EAAI Journal 2025 Journal Article
Reconstructing high-resolution flow fields from low-resolution experimental data based on multi-fidelity physics-informed neural network
- Fan Zhang
- Jiangli Chen
- Zhenlin Xie
- Jun Wen
- Haibao Hu
High-resolution (HR) data are essential for fluid dynamic research, but obtaining HR experimental data is expensive currently. For particle image velocimetry (PIV) experiments, the most commonly used measurement method, low-resolution (LR) velocity fields are easily available, and HR data can be reconstructed from LR ones. Physics-informed neural network (PINN) is a framework that combines data-driven neural networks and physical laws, and we introduce a variant of PINN, the multi-fidelity PINN (MPINN), for the super-resolution reconstruction of LR data, which can decompose the data correlation into linear and nonlinear parts. Due to the lack of pressure data from PIV experiments, the physical equations in MPINN use the Navier–Stokes equations in the vortex-velocity form rather than the velocity–pressure form, and we call this network MPINN-V. By learning the distribution of HR data at low Reynolds numbers, the network can reconstruct the LR flow field at higher Reynolds numbers.
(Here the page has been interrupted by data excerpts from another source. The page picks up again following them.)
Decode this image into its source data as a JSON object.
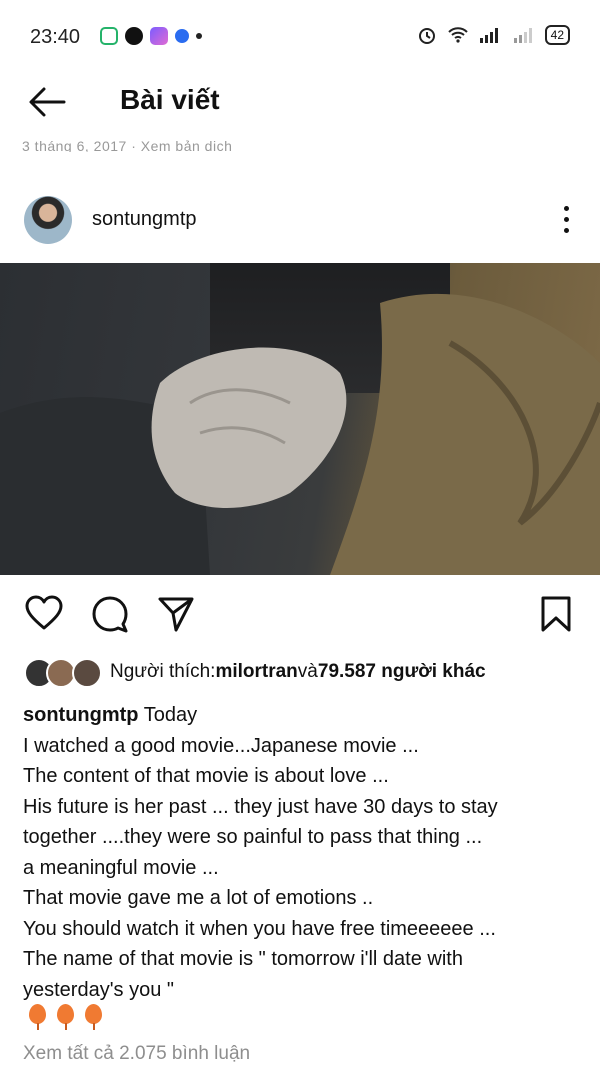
{
  "status_bar": {
    "time": "23:40",
    "battery": "42"
  },
  "header": {
    "title": "Bài viết"
  },
  "prev_meta": {
    "faded_text": "3 tháng 6, 2017 · Xem bản dịch"
  },
  "post": {
    "username": "sontungmtp",
    "likes": {
      "prefix": "Người thích: ",
      "first_user": "milortran",
      "joiner": " và ",
      "others": "79.587 người khác"
    },
    "caption": {
      "user": "sontungmtp",
      "lines": [
        " Today",
        "I watched a good movie...Japanese movie ...",
        "The content of that movie is about love ...",
        "His future is her past ... they just have 30 days to stay",
        "together ....they were so painful to pass that thing ...",
        "a meaningful movie ...",
        "That movie gave me a lot of emotions ..",
        "You should watch it when you have free timeeeeee ...",
        "The name of that movie is \" tomorrow i'll date with",
        "yesterday's you \""
      ]
    },
    "comments_link": "Xem tất cả 2.075 bình luận"
  },
  "icons": {
    "back": "back-arrow-icon",
    "more": "more-vertical-icon",
    "like": "heart-icon",
    "comment": "comment-icon",
    "share": "send-icon",
    "save": "bookmark-icon",
    "emoji": "balloon-icon"
  }
}
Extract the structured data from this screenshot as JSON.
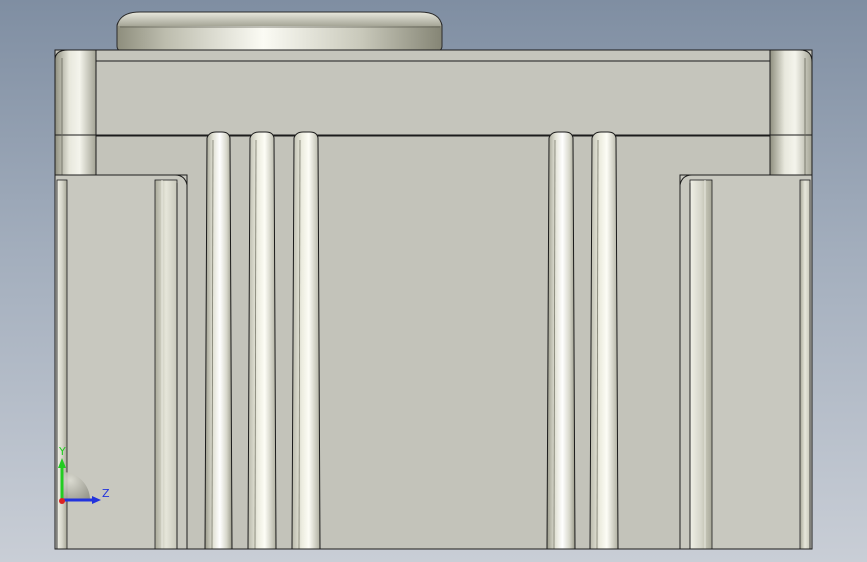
{
  "viewport": {
    "background_top": "#7f8ea2",
    "background_bottom": "#c9ced6"
  },
  "model": {
    "face_color": "#c3c3ba",
    "edge_color": "#1c1c1c",
    "highlight_color": "#ffffff",
    "shadow_color": "#7d7d6f"
  },
  "triad": {
    "y_label": "Y",
    "z_label": "Z",
    "y_color": "#22cc22",
    "z_color": "#2233dd",
    "x_color": "#dd2222"
  }
}
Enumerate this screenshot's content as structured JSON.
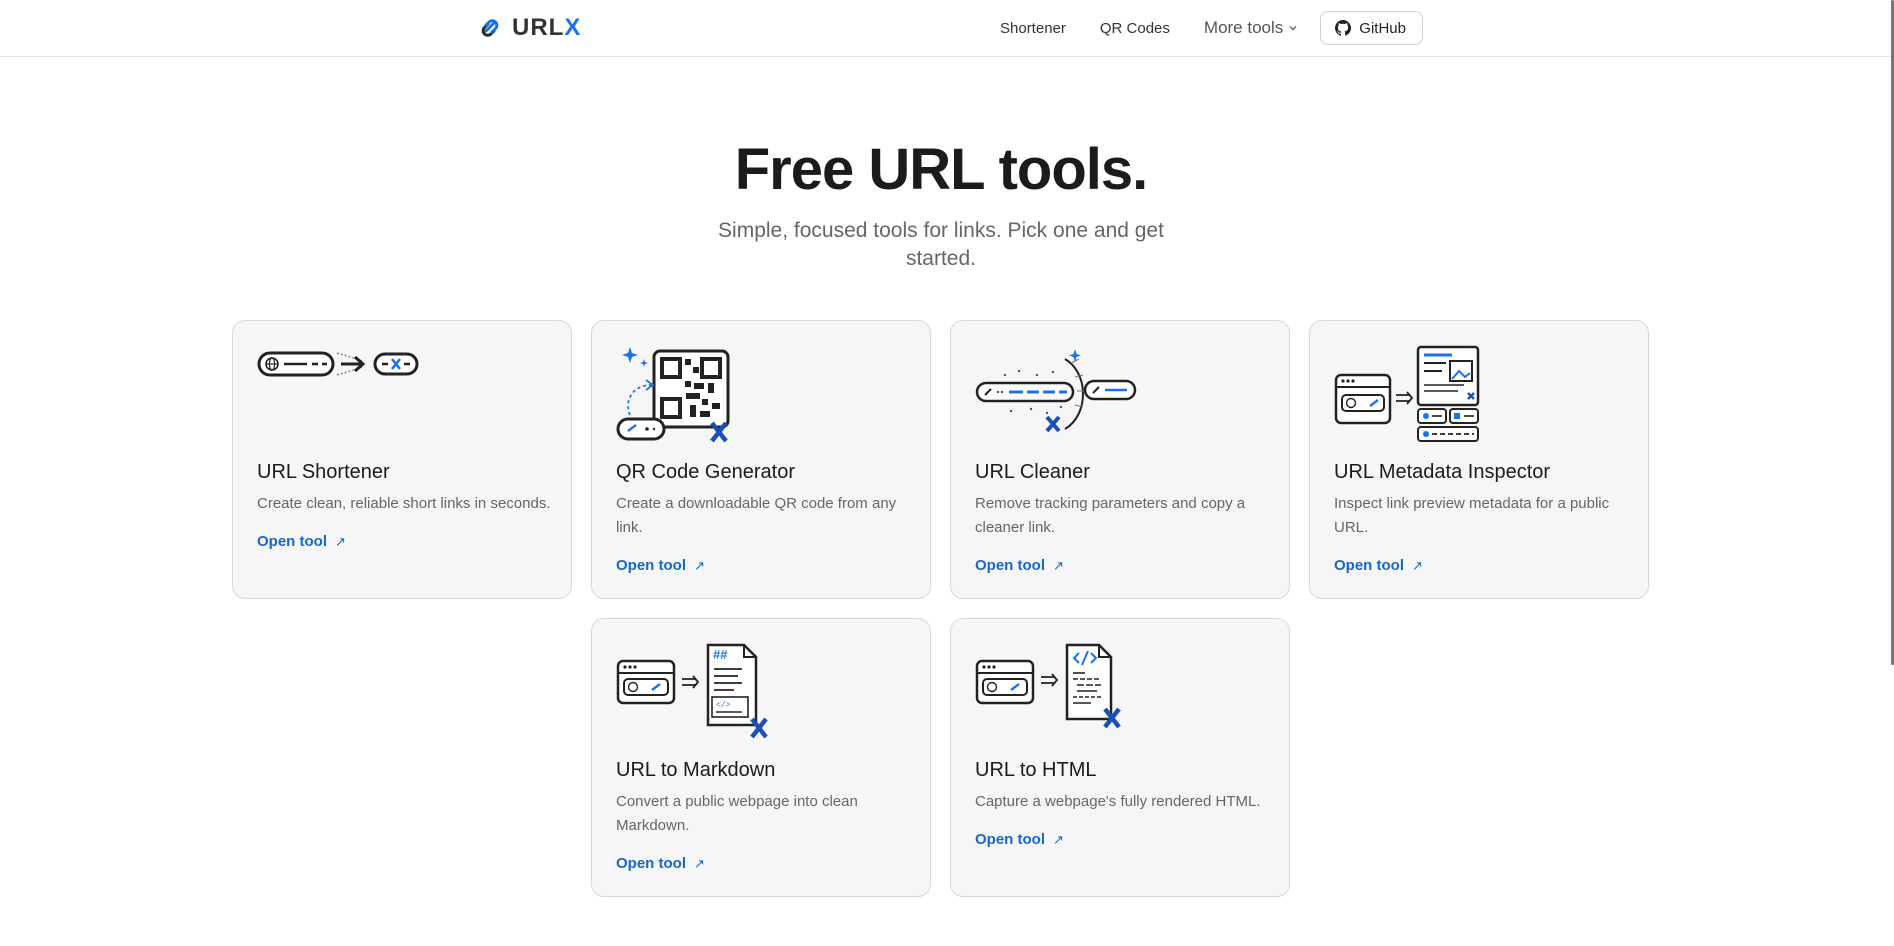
{
  "header": {
    "logo_text": "URL",
    "logo_x": "X",
    "nav": [
      {
        "label": "Shortener"
      },
      {
        "label": "QR Codes"
      }
    ],
    "more_label": "More tools",
    "github_label": "GitHub"
  },
  "hero": {
    "title": "Free URL tools.",
    "subtitle": "Simple, focused tools for links. Pick one and get started."
  },
  "tools": [
    {
      "title": "URL Shortener",
      "description": "Create clean, reliable short links in seconds.",
      "link": "Open tool"
    },
    {
      "title": "QR Code Generator",
      "description": "Create a downloadable QR code from any link.",
      "link": "Open tool"
    },
    {
      "title": "URL Cleaner",
      "description": "Remove tracking parameters and copy a cleaner link.",
      "link": "Open tool"
    },
    {
      "title": "URL Metadata Inspector",
      "description": "Inspect link preview metadata for a public URL.",
      "link": "Open tool"
    },
    {
      "title": "URL to Markdown",
      "description": "Convert a public webpage into clean Markdown.",
      "link": "Open tool"
    },
    {
      "title": "URL to HTML",
      "description": "Capture a webpage's fully rendered HTML.",
      "link": "Open tool"
    }
  ],
  "illustration_text": {
    "markdown_heading": "##",
    "html_tag": "</>",
    "brand_x": "X"
  },
  "colors": {
    "accent": "#1a73e8",
    "link": "#1668c7",
    "card_bg": "#f6f6f7",
    "card_border": "#d8d8d8"
  },
  "icons": [
    "link-logo-icon",
    "chevron-down-icon",
    "github-icon",
    "external-arrow-icon"
  ]
}
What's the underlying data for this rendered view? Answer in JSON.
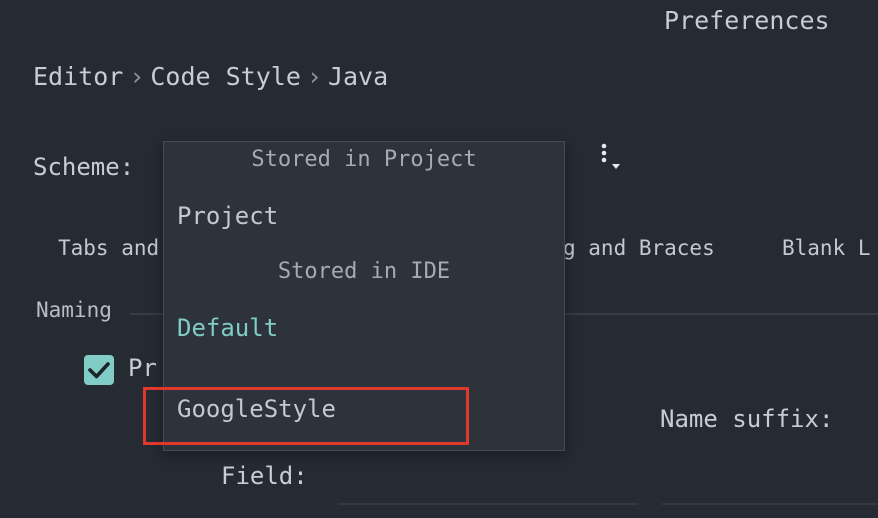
{
  "window": {
    "title": "Preferences"
  },
  "breadcrumb": {
    "items": [
      "Editor",
      "Code Style",
      "Java"
    ],
    "separator": "›"
  },
  "scheme": {
    "label": "Scheme:",
    "menu_icon": "kebab-dropdown-icon"
  },
  "tabs": {
    "tabs_and": "Tabs and",
    "wrapping": "g and Braces",
    "blank": "Blank L"
  },
  "naming": {
    "section_label": "Naming"
  },
  "options": {
    "prefer_checkbox_label": "Pr",
    "prefer_checked": true,
    "name_suffix_label": "Name suffix:",
    "field_label": "Field:"
  },
  "dropdown": {
    "group_project": "Stored in Project",
    "item_project": "Project",
    "group_ide": "Stored in IDE",
    "item_default": "Default",
    "item_google": "GoogleStyle"
  },
  "colors": {
    "background": "#262a33",
    "popup_background": "#2e323b",
    "accent_teal": "#7fcdc6",
    "highlight_red": "#e0392b"
  }
}
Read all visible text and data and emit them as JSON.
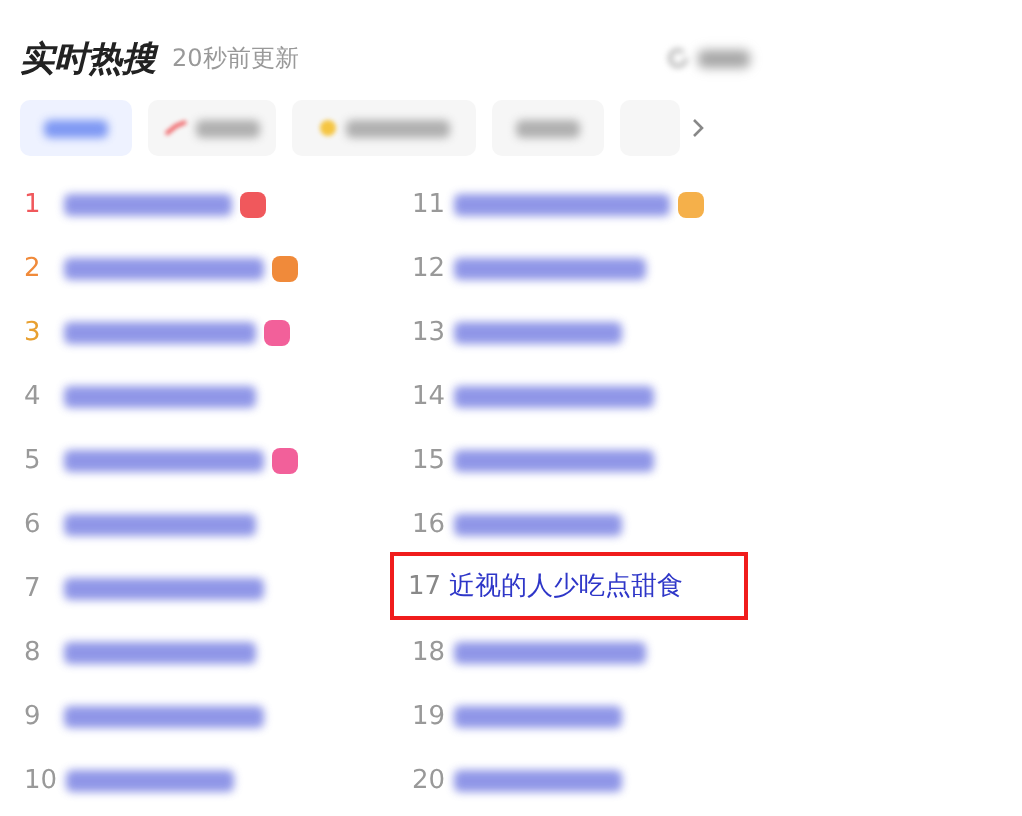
{
  "header": {
    "title": "实时热搜",
    "updated": "20秒前更新"
  },
  "tabs": [
    {
      "kind": "plain",
      "selected": true
    },
    {
      "kind": "trend",
      "selected": false
    },
    {
      "kind": "star",
      "selected": false
    },
    {
      "kind": "plain",
      "selected": false
    }
  ],
  "rows": [
    {
      "rank": "1",
      "color": "#f0585c"
    },
    {
      "rank": "2",
      "color": "#f08a3a"
    },
    {
      "rank": "3",
      "color": "#f2609a"
    },
    {
      "rank": "4"
    },
    {
      "rank": "5",
      "color": "#f2609a"
    },
    {
      "rank": "6"
    },
    {
      "rank": "7"
    },
    {
      "rank": "8"
    },
    {
      "rank": "9"
    },
    {
      "rank": "10"
    },
    {
      "rank": "11",
      "color": "#f5b04a"
    },
    {
      "rank": "12"
    },
    {
      "rank": "13"
    },
    {
      "rank": "14"
    },
    {
      "rank": "15"
    },
    {
      "rank": "16"
    },
    {
      "rank": "17",
      "title": "近视的人少吃点甜食",
      "highlighted": true
    },
    {
      "rank": "18"
    },
    {
      "rank": "19"
    },
    {
      "rank": "20"
    }
  ]
}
First, model validation was conducted to investigate the effectiveness of selecting the vorticity–velocity formulation, as well as the influence of boundary conditions, network size, activation functions, data sparsity, and Reynolds number on the model’s reconstruction accuracy. Additionally, the super-resolution reconstruction capabilities of MPINN-V, PINN-V, and the traditional bicubic interpolation method were compared, with MPINN-V demonstrating higher accuracy. In addition, the network is robust to noise and can ignore 2. 5% Gaussian noise. Subsequently, we generalize the network to real experimental data, and the training dataset is still from numerical simulations. The results show that the network can achieve high-resolution reconstruction of experimental LR data, and at the same time, it also has the effect of noise reduction. All the above results show that MPINN can be well applied to flow field super-resolution reconstruction, and the vortex-velocity form NS equation can meet the needs of super-resolution reconstruction of experimental flow fields with only velocity data.